I see. So essentially demandingness is not about how strong the demand is but about how much is being demanded?
I think distance is a good correlate for whether insurance will pay, figuratively speaking. Not because there is literally an insurance company that will pay money, but because some fraction of people whose life has been saved, or whose child’s life has been saved, will think of themselves as owing a debt.
I agree with you, but this seems to very much not be the point of this parable.
Indeed, it seems like Romeo may be letting (one) altruistic part get hammered down by his other parts.
I do not think that’s the problem here; rather it’s just a case of focusing on the details of the example, rather than on the concept that it’s being used as an example for.
You’re referring to the original Peter Singer essay, not to this one, yes?
Correct
Out of curiosity, does all of the difference between the value of a child drowning in front of you and a child drowning far away come from uncertainty?
There’s also some coordination thing that’s muddled in here. Like, “everyone protect their neighbor” is more efficient than “everyone seek out the maximal marginal use of their dollar to save a life”. This doesn’t necessarily cash out—indeed, why *not* seek out the maximal marginal life-saving?

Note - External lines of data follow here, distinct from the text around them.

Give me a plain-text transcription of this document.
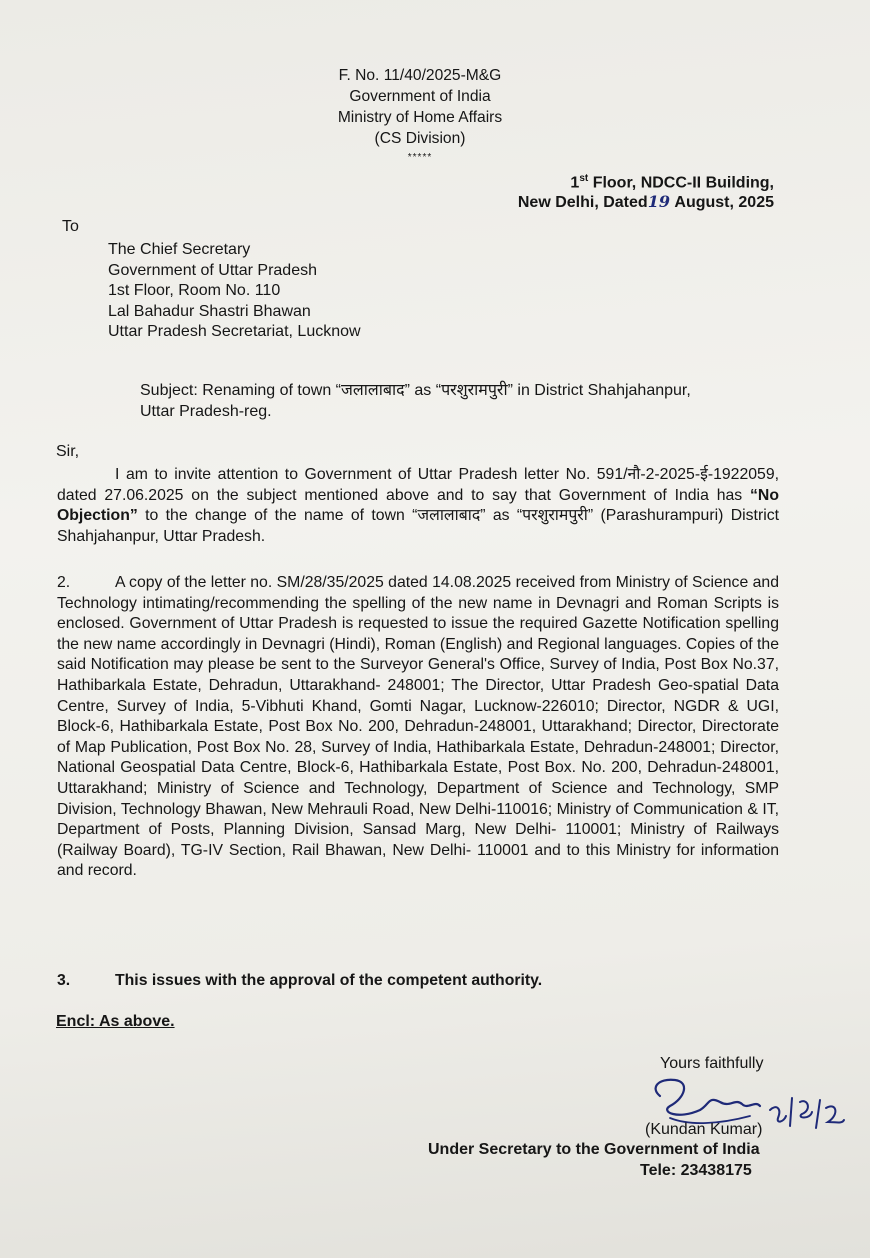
F. No. 11/40/2025-M&G
Government of India
Ministry of Home Affairs
(CS Division)
*****
1st Floor, NDCC-II Building,
New Delhi, Dated19 August, 2025
To
The Chief Secretary
Government of Uttar Pradesh
1st Floor, Room No. 110
Lal Bahadur Shastri Bhawan
Uttar Pradesh Secretariat, Lucknow
Subject: Renaming of town “जलालाबाद” as “परशुरामपुरी” in District Shahjahanpur,
Uttar Pradesh-reg.
Sir,

I am to invite attention to Government of Uttar Pradesh letter No. 591/नौ-2-2025-ई-1922059, dated 27.06.2025 on the subject mentioned above and to say that Government of India has “No Objection” to the change of the name of town “जलालाबाद” as “परशुरामपुरी” (Parashurampuri) District Shahjahanpur, Uttar Pradesh.

2.	A copy of the letter no. SM/28/35/2025 dated 14.08.2025 received from Ministry of Science and Technology intimating/recommending the spelling of the new name in Devnagri and Roman Scripts is enclosed. Government of Uttar Pradesh is requested to issue the required Gazette Notification spelling the new name accordingly in Devnagri (Hindi), Roman (English) and Regional languages. Copies of the said Notification may please be sent to the Surveyor General's Office, Survey of India, Post Box No.37, Hathibarkala Estate, Dehradun, Uttarakhand- 248001; The Director, Uttar Pradesh Geo-spatial Data Centre, Survey of India, 5-Vibhuti Khand, Gomti Nagar, Lucknow-226010; Director, NGDR & UGI, Block-6, Hathibarkala Estate, Post Box No. 200, Dehradun-248001, Uttarakhand; Director, Directorate of Map Publication, Post Box No. 28, Survey of India, Hathibarkala Estate, Dehradun-248001; Director, National Geospatial Data Centre, Block-6, Hathibarkala Estate, Post Box. No. 200, Dehradun-248001, Uttarakhand; Ministry of Science and Technology, Department of Science and Technology, SMP Division, Technology Bhawan, New Mehrauli Road, New Delhi-110016; Ministry of Communication & IT, Department of Posts, Planning Division, Sansad Marg, New Delhi- 110001; Ministry of Railways (Railway Board), TG-IV Section, Rail Bhawan, New Delhi- 110001 and to this Ministry for information and record.

3.	This issues with the approval of the competent authority.

Encl: As above.
Yours faithfully
(Kundan Kumar)
Under Secretary to the Government of India
Tele: 23438175
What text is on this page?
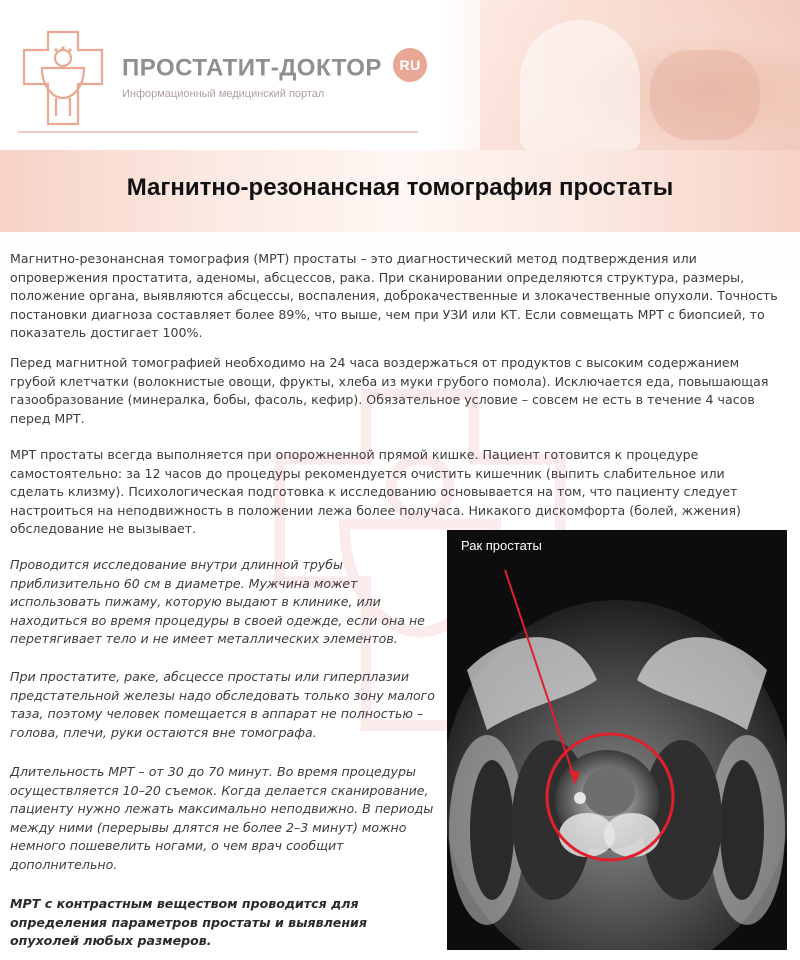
ПРОСТАТИТ-ДОКТОР RU
Информационный медицинский портал
Магнитно-резонансная томография простаты

Магнитно-резонансная томография (МРТ) простаты – это диагностический метод подтверждения или опровержения простатита, аденомы, абсцессов, рака. При сканировании определяются структура, размеры, положение органа, выявляются абсцессы, воспаления, доброкачественные и злокачественные опухоли. Точность постановки диагноза составляет более 89%, что выше, чем при УЗИ или КТ. Если совмещать МРТ с биопсией, то показатель достигает 100%.

Перед магнитной томографией необходимо на 24 часа воздержаться от продуктов с высоким содержанием грубой клетчатки (волокнистые овощи, фрукты, хлеба из муки грубого помола). Исключается еда, повышающая газообразование (минералка, бобы, фасоль, кефир). Обязательное условие – совсем не есть в течение 4 часов перед МРТ.

МРТ простаты всегда выполняется при опорожненной прямой кишке. Пациент готовится к процедуре самостоятельно: за 12 часов до процедуры рекомендуется очистить кишечник (выпить слабительное или сделать клизму). Психологическая подготовка к исследованию основывается на том, что пациенту следует настроиться на неподвижность в положении лежа более получаса. Никакого дискомфорта (болей, жжения) обследование не вызывает.

Проводится исследование внутри длинной трубы приблизительно 60 см в диаметре. Мужчина может использовать пижаму, которую выдают в клинике, или находиться во время процедуры в своей одежде, если она не перетягивает тело и не имеет металлических элементов.

При простатите, раке, абсцессе простаты или гиперплазии предстательной железы надо обследовать только зону малого таза, поэтому человек помещается в аппарат не полностью – голова, плечи, руки остаются вне томографа.

Длительность МРТ – от 30 до 70 минут. Во время процедуры осуществляется 10–20 съемок. Когда делается сканирование, пациенту нужно лежать максимально неподвижно. В периоды между ними (перерывы длятся не более 2–3 минут) можно немного пошевелить ногами, о чем врач сообщит дополнительно.

МРТ с контрастным веществом проводится для определения параметров простаты и выявления опухолей любых размеров.

Рак простаты
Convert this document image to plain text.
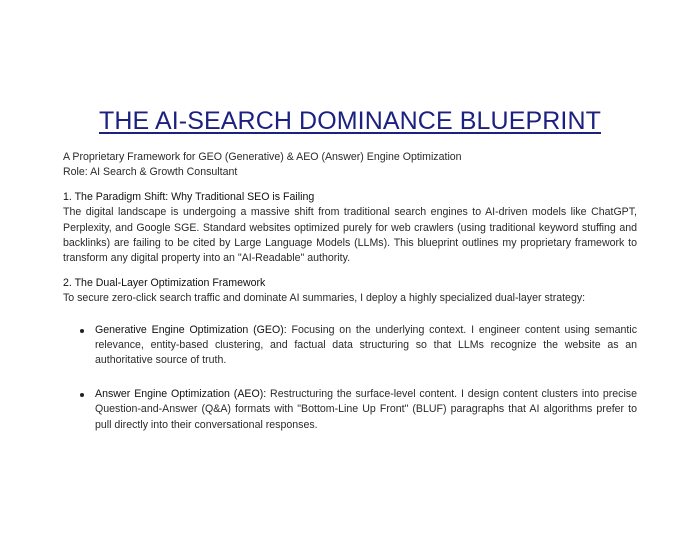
THE AI-SEARCH DOMINANCE BLUEPRINT

A Proprietary Framework for GEO (Generative) & AEO (Answer) Engine Optimization

Role: AI Search & Growth Consultant

1. The Paradigm Shift: Why Traditional SEO is Failing

The digital landscape is undergoing a massive shift from traditional search engines to AI-driven models like ChatGPT, Perplexity, and Google SGE. Standard websites optimized purely for web crawlers (using traditional keyword stuffing and backlinks) are failing to be cited by Large Language Models (LLMs). This blueprint outlines my proprietary framework to transform any digital property into an "AI-Readable" authority.

2. The Dual-Layer Optimization Framework

To secure zero-click search traffic and dominate AI summaries, I deploy a highly specialized dual-layer strategy:

Generative Engine Optimization (GEO): Focusing on the underlying context. I engineer content using semantic relevance, entity-based clustering, and factual data structuring so that LLMs recognize the website as an authoritative source of truth.
Answer Engine Optimization (AEO): Restructuring the surface-level content. I design content clusters into precise Question-and-Answer (Q&A) formats with "Bottom-Line Up Front" (BLUF) paragraphs that AI algorithms prefer to pull directly into their conversational responses.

For one thing, the seeking is a cost; it can also be a long-term benefit if it “adds up”, accumulating evidence and understanding, but that’s a more specific kind of seeking (and you might even harm this project if e.g. you think you should lie to direct donations).
For another thing, you’re seriously eliding the possibility of, for example, helping to create the conditions under which malaria-ridden areas could produce their own mosquito nets, by (1) not trusting that people could take care of themselves, (2) having high time-preference for saving lives.
For a third thing, it’s treating, I think maybe inappropriately, everyone as being in a marketplace, and eliding that we (humans, minds) are in some sense (though not close to entirely) “the same agent”. So if I pay you low wages to really inefficiently save a life, maybe that was a good marginal use of my dollar, but concretely what happened is that you did a bunch of labor for little value. We might hope that eventually this process equilibriates to people paying for what they want and therefore getting it, but still, we can at least notice that it’s very far from how we would act if we were one agent with many actuators.
In a sense, since other differences might be unknown?